Thucydides. The English works of Thomas Hobbes of Malmesbury. Hobbes, Thomas. translator. London: John Bohn, 1843.

In the beginning of the winter the Athenians sent twenty galleys about Peloponnesus under the command of Phormio, who, coming to lie at Naupactus, guarded the passage that none might go in or out from Corinth and the Crisaean gulf. And other six galleys under the conduct of Melesander they sent into Caria and Lycia, as well to gather tribute in those parts as also to hinder the Peloponnesian pirates lying on those coasts from molesting the navigation of such merchant ships as they expected to come to them from Phaselis, Phoenicia, and that part of the continent.

But Melesander, landing in Lycia with such forces of the Athenians and their confederates as he had aboard, was overcome in battle and slain with the loss of a part of his army.

The same winter, the Potidaeans, unable any longer to endure the siege, seeing the invasion of Attica by the Peloponnesians could not make them rise and seeing their victual failed and that they were forced, amongst divers other things done by them for necessity of food, to eat one another, propounded at length to 70enophon the son of Euripides, Hestiodorus the son of Aristocleidas, and Phanomachus the son of Callimachus, the Athenian commanders that lay before the city, to give the same into their hands.

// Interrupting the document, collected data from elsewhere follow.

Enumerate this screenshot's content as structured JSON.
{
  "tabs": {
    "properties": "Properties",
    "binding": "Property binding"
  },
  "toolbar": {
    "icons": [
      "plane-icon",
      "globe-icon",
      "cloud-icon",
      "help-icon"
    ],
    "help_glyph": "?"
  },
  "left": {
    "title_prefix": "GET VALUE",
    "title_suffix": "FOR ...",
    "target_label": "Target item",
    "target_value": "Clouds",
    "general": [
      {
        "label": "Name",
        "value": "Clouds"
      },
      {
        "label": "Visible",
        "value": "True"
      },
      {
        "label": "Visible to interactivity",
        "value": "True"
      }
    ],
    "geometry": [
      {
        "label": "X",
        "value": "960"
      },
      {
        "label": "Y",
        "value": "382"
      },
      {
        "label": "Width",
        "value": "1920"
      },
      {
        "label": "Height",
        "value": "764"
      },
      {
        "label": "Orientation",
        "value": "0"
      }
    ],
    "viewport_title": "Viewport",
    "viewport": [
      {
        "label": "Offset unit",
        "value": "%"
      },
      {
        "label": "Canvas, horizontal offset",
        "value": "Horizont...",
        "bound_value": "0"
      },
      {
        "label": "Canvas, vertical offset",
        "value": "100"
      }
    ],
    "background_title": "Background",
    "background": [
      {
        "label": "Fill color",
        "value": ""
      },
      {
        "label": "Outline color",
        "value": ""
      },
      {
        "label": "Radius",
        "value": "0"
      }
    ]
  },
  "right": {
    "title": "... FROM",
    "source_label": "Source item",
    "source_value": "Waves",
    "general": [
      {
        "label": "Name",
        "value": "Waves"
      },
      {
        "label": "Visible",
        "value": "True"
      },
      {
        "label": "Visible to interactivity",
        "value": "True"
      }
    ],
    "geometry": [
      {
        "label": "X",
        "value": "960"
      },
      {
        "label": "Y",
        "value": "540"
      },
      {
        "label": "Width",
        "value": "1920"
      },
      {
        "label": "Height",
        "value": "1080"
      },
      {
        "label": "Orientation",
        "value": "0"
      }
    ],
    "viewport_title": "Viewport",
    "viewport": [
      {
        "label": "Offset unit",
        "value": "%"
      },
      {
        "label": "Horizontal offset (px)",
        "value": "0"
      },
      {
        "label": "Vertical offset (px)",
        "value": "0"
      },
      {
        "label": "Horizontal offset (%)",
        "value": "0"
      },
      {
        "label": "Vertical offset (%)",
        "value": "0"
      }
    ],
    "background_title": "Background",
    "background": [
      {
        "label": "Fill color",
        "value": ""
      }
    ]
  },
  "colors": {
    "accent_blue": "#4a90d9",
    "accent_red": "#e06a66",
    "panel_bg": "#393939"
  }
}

And they, seeing both that the army was already afflicted by lying in that cold place and that the state had already spent two thousand talents upon the siege, accepted of it. The conditions agreed on were these:

to depart, they and their wives and children and their auxiliary soldiers, every man with one suit of clothes and every woman with two, and to take with them everyone a certain sum of money for his charges by the way. Hereupon a truce was granted them to depart;

and they went, some to the Chalcideans and others to other places as they could get to. But the people of Athens called the commanders in question for compounding without them, conceiving that they might have gotten the city to discretion, and sent afterwards a colony to Potidaea of their own citizens. These were the things done in this winter. And so ended the second year of this war, written by Thucydides.

The next summer, the Peloponnesians and their confederates came not into Attica but turned their arms against Plataea, led by Archidamus the son of Zeuxidamus, king of the Lacedaemonians, who, having pitched his camp, was about to waste the territory thereof. But the Plataeans sent ambassadors presently unto him with words to this effect:

Archidamus, and you Lacedaemonians, you do neither justly nor worthy yourselves and ancestors in making war upon Plataea. For Pausanias of Lacedaemon, the son of Cleombrotus, having, together with such Grecians as were content to undergo the danger of the battle that was fought in this our territory, delivered all Greece from the slavery of the Persians, when he offered sacrifice in the market-place of Plataea to Jupiter the deliverer, called together all the confederates and granted to the Plataeans this privilege: that their city and territory should be free; that none should make any unjust war against them nor go about to subject them; and if any did, the confederates then present should to their utmost ability revenge their quarrel.

These privileges your fathers granted us for our valour and zeal in those dangers. But now do you the clean contrary; for you join with our greatest enemies, the Thebans, to bring us into subjection.